I’ve seen scores of women seeking
contraception, with their babies strapped to their backs, waiting in
my village’s health clinic from 6 a.m. until nightfall, only to have
to return the next day or the day after that, to procure elusive contraception. 
I’ve seen girls left off the rolls of school enrollment, married off
as children and twice pregnant by 15.  I’ve seen large numbers
of young males lacking opportunity – lacking an adequate education
to get a job, lacking sufficient land to farm, angry at their government
for change – migrating from Togo to feed their young and growing families.

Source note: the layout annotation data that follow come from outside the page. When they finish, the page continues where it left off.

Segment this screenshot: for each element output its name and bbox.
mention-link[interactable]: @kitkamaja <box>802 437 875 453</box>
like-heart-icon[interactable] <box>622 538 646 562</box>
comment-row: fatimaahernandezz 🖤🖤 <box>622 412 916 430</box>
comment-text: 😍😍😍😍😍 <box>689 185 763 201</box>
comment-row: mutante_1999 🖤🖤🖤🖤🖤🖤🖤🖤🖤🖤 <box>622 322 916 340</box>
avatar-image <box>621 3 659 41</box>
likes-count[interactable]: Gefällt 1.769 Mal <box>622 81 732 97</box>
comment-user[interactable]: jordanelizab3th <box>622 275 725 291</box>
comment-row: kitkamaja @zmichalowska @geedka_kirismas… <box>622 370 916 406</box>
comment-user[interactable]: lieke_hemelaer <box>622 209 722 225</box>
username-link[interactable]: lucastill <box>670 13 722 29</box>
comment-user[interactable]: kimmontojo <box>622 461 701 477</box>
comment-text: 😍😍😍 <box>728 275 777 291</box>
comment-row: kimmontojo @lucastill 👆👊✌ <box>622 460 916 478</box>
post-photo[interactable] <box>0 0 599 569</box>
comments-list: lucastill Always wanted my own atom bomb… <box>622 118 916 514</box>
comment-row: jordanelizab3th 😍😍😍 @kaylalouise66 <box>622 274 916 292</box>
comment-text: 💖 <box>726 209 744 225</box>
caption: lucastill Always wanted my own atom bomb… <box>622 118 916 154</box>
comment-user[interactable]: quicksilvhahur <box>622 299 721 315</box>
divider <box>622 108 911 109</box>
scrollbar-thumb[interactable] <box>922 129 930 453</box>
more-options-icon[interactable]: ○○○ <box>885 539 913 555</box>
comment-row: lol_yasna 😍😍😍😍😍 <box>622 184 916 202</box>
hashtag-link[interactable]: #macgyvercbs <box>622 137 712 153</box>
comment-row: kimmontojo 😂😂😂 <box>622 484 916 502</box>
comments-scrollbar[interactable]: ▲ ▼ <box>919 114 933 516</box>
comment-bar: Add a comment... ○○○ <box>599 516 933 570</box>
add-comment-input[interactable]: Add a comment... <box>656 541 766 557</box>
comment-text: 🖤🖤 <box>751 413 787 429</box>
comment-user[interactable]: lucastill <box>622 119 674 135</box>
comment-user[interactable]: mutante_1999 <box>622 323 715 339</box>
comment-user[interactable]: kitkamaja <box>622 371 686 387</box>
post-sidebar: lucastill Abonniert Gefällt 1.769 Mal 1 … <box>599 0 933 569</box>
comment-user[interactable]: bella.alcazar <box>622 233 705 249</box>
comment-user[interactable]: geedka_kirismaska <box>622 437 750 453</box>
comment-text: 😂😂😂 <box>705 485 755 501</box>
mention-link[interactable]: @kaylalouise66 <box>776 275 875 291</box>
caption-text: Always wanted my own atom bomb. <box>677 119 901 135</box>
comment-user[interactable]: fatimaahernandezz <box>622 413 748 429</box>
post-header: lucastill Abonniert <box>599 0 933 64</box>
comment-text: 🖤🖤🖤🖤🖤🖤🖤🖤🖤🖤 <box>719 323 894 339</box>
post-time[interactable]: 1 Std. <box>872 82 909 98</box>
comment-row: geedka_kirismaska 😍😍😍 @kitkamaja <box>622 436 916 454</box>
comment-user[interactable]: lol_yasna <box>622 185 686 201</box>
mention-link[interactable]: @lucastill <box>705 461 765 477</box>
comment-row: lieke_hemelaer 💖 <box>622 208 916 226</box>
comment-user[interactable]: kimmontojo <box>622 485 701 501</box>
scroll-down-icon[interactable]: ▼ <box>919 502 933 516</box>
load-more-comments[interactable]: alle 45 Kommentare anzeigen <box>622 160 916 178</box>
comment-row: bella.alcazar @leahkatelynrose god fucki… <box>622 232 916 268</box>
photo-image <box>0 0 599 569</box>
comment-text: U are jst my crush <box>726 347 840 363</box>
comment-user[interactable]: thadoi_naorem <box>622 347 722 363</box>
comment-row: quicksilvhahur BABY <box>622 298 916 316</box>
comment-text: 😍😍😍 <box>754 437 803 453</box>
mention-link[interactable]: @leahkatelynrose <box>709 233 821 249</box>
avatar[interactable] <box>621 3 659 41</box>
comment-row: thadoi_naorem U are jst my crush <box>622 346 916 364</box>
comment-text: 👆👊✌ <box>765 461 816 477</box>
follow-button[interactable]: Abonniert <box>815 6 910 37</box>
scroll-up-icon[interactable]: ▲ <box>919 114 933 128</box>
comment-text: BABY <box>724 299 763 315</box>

The situation for women and families
in Togo and in much of the developing world represents the stark choice
in foreign assistance priorities for the next President:  does
the U.S. expand family planning programs into nations
that have high rates of unmet contraceptive need
, or does the U.S. scale back family planning
assistance, as the U.S. has done
with serious consequences in the Philippines

and Kenya

For Republican Presidential nominee
John McCain, his recent debate with Senator Barack Obama highlighted
his belief to cut spending and institute a "spending freeze" on programs deemed not vital – leaving
only entitlement, Veterans Affairs and defense programs unfrozen. 
Prior to the debate however, Senator McCain stated that a McCain-Palin Administration would give priority
to efforts to improve maternal and child health

As family planning is recognized in public health as a crucial element
(along with health clinic access and obstetric care) in improving the health of the mother and child – would international family planning programs
be spared from Senator McCain’s proposed spending freeze?

At the same debate with Senator McCain,
Senator Obama stated that due to the financial crisis, as President
he would have to prioritize and "eliminate programs that don’t work
and make sure programs we do have are more efficient and cost less."
Senator Obama went on to acknowledge that "there are some programs that
are very important that are underfunded."

Will U.S. international family planning programs qualify as a program
that an Obama-Biden Administration would find additional resources for?

Despite decades of success in creating healthier
families and a healthier planet
,
we in the SR/RH and environmental communities are now left to wait and
see whether international family planning programs meet the foreign
assistance and funding priorities of the next President.  As my
Togolese brethren would say, "On verra" – we will see.